Maddy’s hand snaked out to grab her mobile, fingers ready to call. She pulled herself to a sitting position, held the phone in front of her. Saw the photo. Him. And her. Smiling, happy, laughing. Looking into each other’s eyes, sharing a joke. The best joke in the world, from the way her eyes were shining, her head thrown back. Taken by a student at a party who probably never guessed, didn’t realise what was happening, what they actually meant to each other.

She stared at the photo. And put the phone down beside her. Carefully cradling it, as if the image might fade and along with it the memory.

She gazed at the image until the phone switched itself off, the screen going black. She sighed, felt another wave of tears about to hit.

No. Not this time. She couldn’t bear another bout, the bleeding, the pain. She had to do something. Make the pain stop. End it. Take it away. For ever.

She got slowly to her feet, her stomach twisting and cramping as she did so, reminding her of what she had done, and started looking around the room, rummaging through drawers, boxes. She knew they must be there somewhere. She knew she hadn’t loaned them out. She found them. Something her mother had made her take to university. Encouraging her to make her own clothes rather than waste money on buying them.

Dressmaking scissors. The blades razor-sharp.

She sat back on the floor, opened out the blades, held one of them along her wrist. The bigger one. It would cut deeper, quicker. That was all it would take, just a quick swipe of the blade along her wrist, a few seconds of pain as the metal dug deep into her flesh, as she pressed it down to the bone and moved it backwards and forwards. Then the same with the other wrist. Then… nothing. No pain any more. Ever again. Just peace. Rest. Nothing.

Blood began to well underneath the blade as she held it down. She felt the metal burn as it went in. Tears were rolling down her cheeks, mingling with snot. She heard herself blubbering, crying, made out words of apology, prayers for herself and her mother.

‘Sorry… sorry…’

She tried to push the blade in further. That was all it needed, just one more push…

Maddy threw the blade across the floor. It skidded under the wardrobe, lay still. She put her injured wrist up to her mouth, kissed the blood away, looked at the wound. There was barely anything to see; it had hardly broken the skin.

She sat with her back against the wall, feeling the blood trickling between her legs, along her wrist. The bleeding girl. That’s who I am. And a coward. Who couldn’t even kill herself.

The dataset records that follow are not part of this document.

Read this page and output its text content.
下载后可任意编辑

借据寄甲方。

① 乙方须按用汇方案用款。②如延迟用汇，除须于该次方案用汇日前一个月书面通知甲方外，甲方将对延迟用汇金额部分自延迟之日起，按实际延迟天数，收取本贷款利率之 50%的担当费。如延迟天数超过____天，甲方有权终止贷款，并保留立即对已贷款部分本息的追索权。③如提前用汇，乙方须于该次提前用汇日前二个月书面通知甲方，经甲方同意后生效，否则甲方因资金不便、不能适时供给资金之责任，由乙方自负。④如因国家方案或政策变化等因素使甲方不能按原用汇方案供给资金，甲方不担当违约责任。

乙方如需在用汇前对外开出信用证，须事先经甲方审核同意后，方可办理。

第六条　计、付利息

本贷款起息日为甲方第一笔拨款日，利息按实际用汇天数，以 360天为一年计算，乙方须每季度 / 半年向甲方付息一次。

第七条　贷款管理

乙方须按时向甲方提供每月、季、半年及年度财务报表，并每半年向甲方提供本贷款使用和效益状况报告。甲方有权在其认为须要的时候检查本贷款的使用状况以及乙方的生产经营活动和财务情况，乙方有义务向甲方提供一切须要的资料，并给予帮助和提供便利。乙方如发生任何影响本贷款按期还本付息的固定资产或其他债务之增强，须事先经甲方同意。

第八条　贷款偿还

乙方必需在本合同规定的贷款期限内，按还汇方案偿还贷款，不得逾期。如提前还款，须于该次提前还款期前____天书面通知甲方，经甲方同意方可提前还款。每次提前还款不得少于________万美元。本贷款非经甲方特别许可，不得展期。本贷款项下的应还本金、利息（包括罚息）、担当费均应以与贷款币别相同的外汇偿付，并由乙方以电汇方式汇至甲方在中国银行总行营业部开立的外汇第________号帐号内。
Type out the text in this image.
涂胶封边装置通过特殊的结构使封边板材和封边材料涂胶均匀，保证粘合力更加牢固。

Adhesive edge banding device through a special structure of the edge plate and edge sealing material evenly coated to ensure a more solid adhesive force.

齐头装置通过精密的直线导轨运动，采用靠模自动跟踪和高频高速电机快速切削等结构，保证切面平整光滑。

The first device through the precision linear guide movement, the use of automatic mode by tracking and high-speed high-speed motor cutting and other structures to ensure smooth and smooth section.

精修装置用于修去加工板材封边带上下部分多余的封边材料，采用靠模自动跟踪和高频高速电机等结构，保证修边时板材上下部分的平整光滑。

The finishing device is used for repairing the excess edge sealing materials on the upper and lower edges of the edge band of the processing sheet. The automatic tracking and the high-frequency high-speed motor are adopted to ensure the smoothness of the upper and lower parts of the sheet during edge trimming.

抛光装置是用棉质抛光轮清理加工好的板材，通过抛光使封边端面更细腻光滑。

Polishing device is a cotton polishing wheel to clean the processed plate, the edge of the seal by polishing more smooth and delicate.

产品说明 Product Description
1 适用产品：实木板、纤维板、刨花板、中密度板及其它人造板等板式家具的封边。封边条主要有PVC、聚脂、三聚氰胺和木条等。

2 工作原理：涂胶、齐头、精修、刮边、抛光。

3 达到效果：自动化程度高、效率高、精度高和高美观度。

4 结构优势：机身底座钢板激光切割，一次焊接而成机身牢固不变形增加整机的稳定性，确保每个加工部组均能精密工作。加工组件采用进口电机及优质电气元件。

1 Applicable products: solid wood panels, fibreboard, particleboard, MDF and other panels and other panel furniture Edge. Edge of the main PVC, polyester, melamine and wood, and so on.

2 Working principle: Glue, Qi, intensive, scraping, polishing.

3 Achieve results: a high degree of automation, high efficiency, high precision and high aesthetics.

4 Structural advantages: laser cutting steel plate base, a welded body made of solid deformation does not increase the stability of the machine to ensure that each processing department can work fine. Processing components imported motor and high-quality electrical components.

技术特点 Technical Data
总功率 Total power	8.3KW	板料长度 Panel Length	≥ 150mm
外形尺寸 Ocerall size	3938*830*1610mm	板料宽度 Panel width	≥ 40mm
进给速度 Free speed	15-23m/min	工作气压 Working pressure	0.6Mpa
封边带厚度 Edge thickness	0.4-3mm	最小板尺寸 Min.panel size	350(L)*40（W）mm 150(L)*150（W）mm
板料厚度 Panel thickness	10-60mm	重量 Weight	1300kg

She thought again of that word. Coward. No. That wasn’t what she was. She had stopped her suicide attempt not because she was afraid of dying, even though that was probably true. She had stopped because in that moment, just as the blade was about to slide through her flesh, she had thought of something else.

Make him pay. Make him sorry.

She stood up, wiping the back of her hand along her face. Heading for the shower.

Maddy was going out. She had someone to see.